Don’t bother inviting IT consultant Laura Earnest to a meeting unless it’s absolutely necessary. And if it is, keep it short.
“Employees are hired to do a specific job and if you are pulling them out of that job to go to two to three meetings a day, you’re losing that time when they aren’t actively doing their job,” Earnest tells NBC News Better.
“A no-meeting day is when you set aside every hour on your schedule to work on projects that you have going,” Earnest says.
“You use that time to work on projects that require more in-depth concentration or more in-depth effort,” she explains.
Dealing with the “clueless scheduler”
If your colleagues are scheduling lots of unnecessary meetings, they may have been schooled in the belief that more meetings equal greater productivity, explains Earnest.
“If you’re in a lot of meetings, people think you’re important, and so many managers will schedule a lot of meetings just so they look busy and important to those around them,” she says.
Earnest recalls working with one manager who held mandatory status meetings with his team each morning for an hour.
In meetings, we’re usually there to be informed, not to give feedback. That can usually be achieved through email.
“He blew everybody to bits,” she says. “And it was very horrifying as a consultant to watch him run his employees down like this. But he did it every single morning, and this was his way of making sure everybody knew he was in control.”
But meeting-crazed colleagues aren’t always malicious, she explains. Often, they’re just clueless.
“I had a co-worker who routinely scheduled meetings at 6:30 in the morning,” says Earnest. “Face-to-face meetings, and none of us got in until 8 [o’clock].”
If the clueless scheduler is your boss, there might not be much you can do. But if it’s a co-worker, you have more leeway, according to the blogger.

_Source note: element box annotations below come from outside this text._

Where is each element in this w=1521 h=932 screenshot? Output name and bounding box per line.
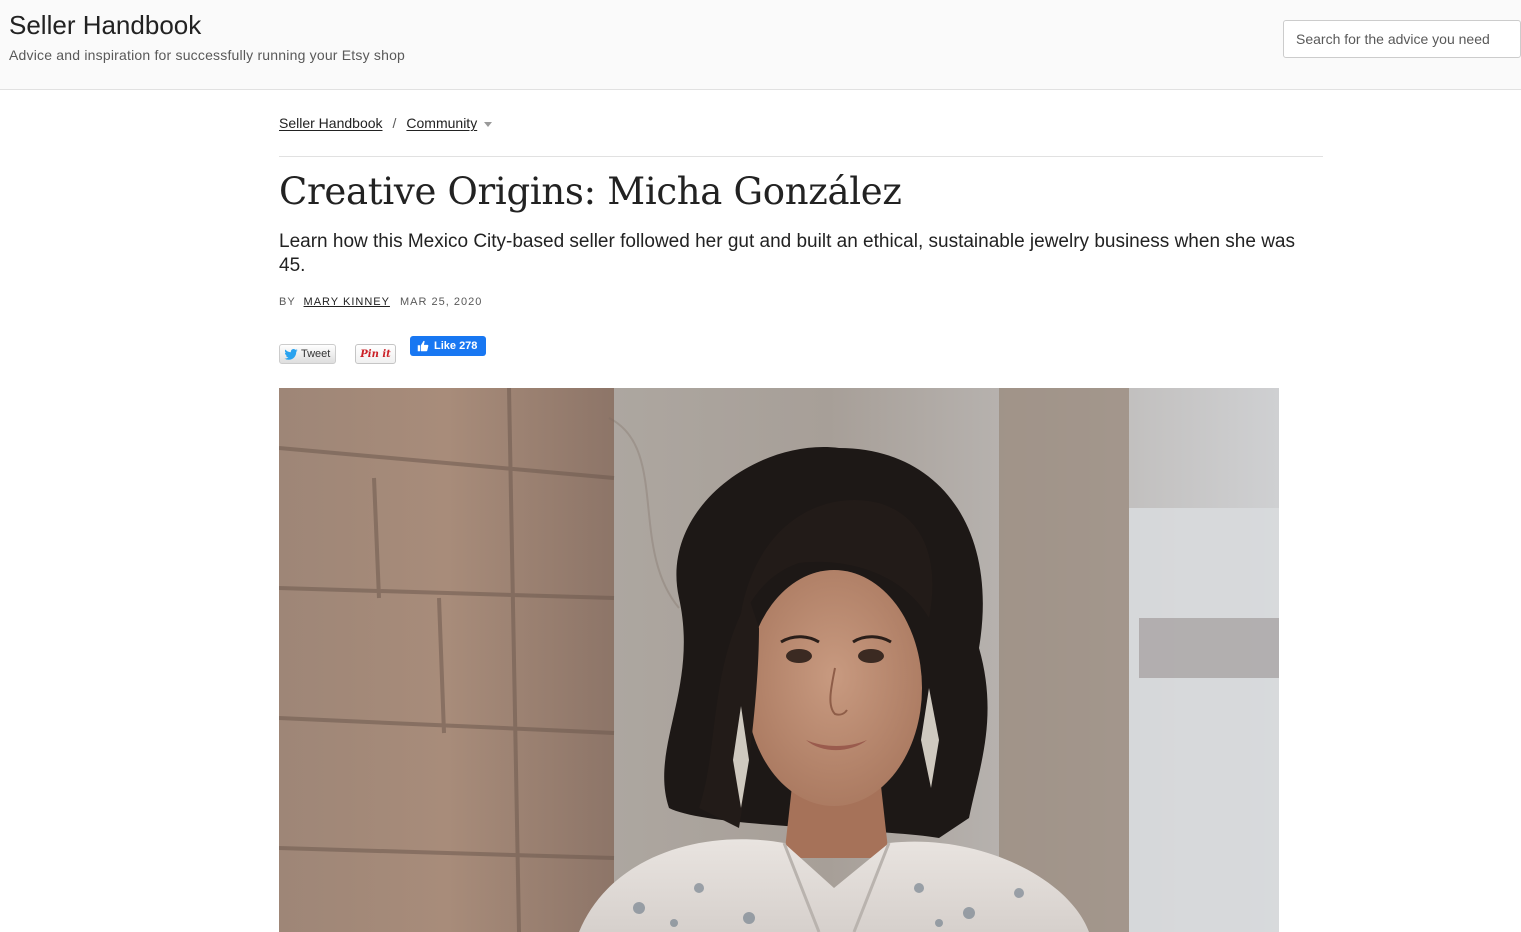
facebook-like-button[interactable]: Like 278 [410, 336, 487, 356]
author-link[interactable]: MARY KINNEY [304, 296, 390, 308]
hero-portrait-image [279, 388, 1279, 932]
site-header: Seller Handbook Advice and inspiration f… [0, 0, 1521, 90]
site-tagline: Advice and inspiration for successfully … [9, 47, 406, 63]
byline-prefix: BY [279, 296, 296, 308]
tweet-label: Tweet [301, 348, 331, 360]
chevron-down-icon[interactable] [484, 122, 493, 127]
breadcrumb-seller-handbook[interactable]: Seller Handbook [279, 115, 383, 131]
tweet-button[interactable]: Tweet [279, 344, 337, 364]
publish-date: MAR 25, 2020 [400, 296, 483, 308]
divider [279, 156, 1323, 157]
twitter-bird-icon [284, 348, 298, 360]
byline: BY MARY KINNEY MAR 25, 2020 [279, 296, 482, 308]
like-label: Like 278 [434, 340, 478, 352]
article-subtitle: Learn how this Mexico City-based seller … [279, 231, 1295, 276]
site-title[interactable]: Seller Handbook [9, 10, 201, 41]
social-share-bar: Tweet Pin it Like 278 [279, 336, 579, 366]
portrait-photo [279, 388, 1279, 932]
pin-label: Pin it [360, 348, 391, 360]
article-title: Creative Origins: Micha González [279, 170, 902, 213]
pin-it-button[interactable]: Pin it [355, 344, 396, 364]
thumbs-up-icon [417, 340, 429, 352]
breadcrumb: Seller Handbook / Community [279, 115, 493, 131]
search-input[interactable] [1283, 20, 1521, 58]
breadcrumb-separator: / [392, 115, 397, 131]
breadcrumb-community[interactable]: Community [406, 115, 477, 131]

“I don’t get many of them anymore, I will tell you that, but if [a no-meeting day] is scheduled like that and somebody schedules the meeting over, I will just politely decline,” she says.
“If you give them an inch, they’ll take a mile”
In meetings, we’re usually there to be informed, not to give feedback, observes Earnest. That can usually be achieved through email, she says.
“I’m not suggesting people take an hour meeting and replace it with a 12 page email, but I think that a lot of things can be summed up and meetings should be used sparingly only in collaboration so you can pull out the brain power of everybody and get them involved in the meeting,” she says.
Earnest says no-meeting days allow her to get “a wonderful amount of work” done.
“It’s that period of time — usually 3-4 hours — where I can just set everything aside and dive deeply into the work,” she says. “It’s amazing how much you can get done if you really concentrate and allow yourself to get into it.”
But Earnest warns that in order for no-meeting days to be effective, you have to be willing to say no to those clueless schedulers.
“People, if you give them an inch, they’ll take a mile,” she says.
What if you’re the one who needs a meeting?
Sometimes meetings are necessary, according to the consultant. If a problem can’t be solved with an email or phone call, then it’s time to meet face-to-face, Earnest says. But she notes that meetings should be kept as short as possible with respect for everyone’s time.
“Generally, it’s an impromptu meeting, but it’s quicker to get the answer if you’re dealing face to face, particularly if you’re asking a question that you may not understand the nuances of,” she says.
Earnest recalls another manager she worked with who held daily meetings with his six employees. The meeting only lasted 10 minutes and each employee had two minutes to talk.
“He already knew what we were doing, but what he wanted to know was what was blocking our progress and what could he do to make sure that we got past it,” she says.
Good managers already know what their employees are working on and will use meetings to find out what they can do to help, the writer insists.
“But the meetings will never last for more than 15 minutes, unless it’s a brainstorming session where we’re really trying to flesh out a product and see where it’s going to go,” Earnest says.
How to save your productivity with ‘no-meeting’ days
- Take a day to focus on what you need to do. Block out your calendar for several hours or even an entire day to ensure you have enough time to get your work done.
- Start declining meetings in favor of a phone call or e-mail. If the person inviting you to those unnecessary meetings is your boss, there might not be much you can do. But if it’s a coworker, politely decline and suggest an email or quick call instead.
- Know when to call a meeting. Sometimes meetings are necessary. If it can’t be solved with an email or phone call, it’s time to meet face to face. Keep the meeting short in respect of your colleagues’ time, and use it to focus on solving problems.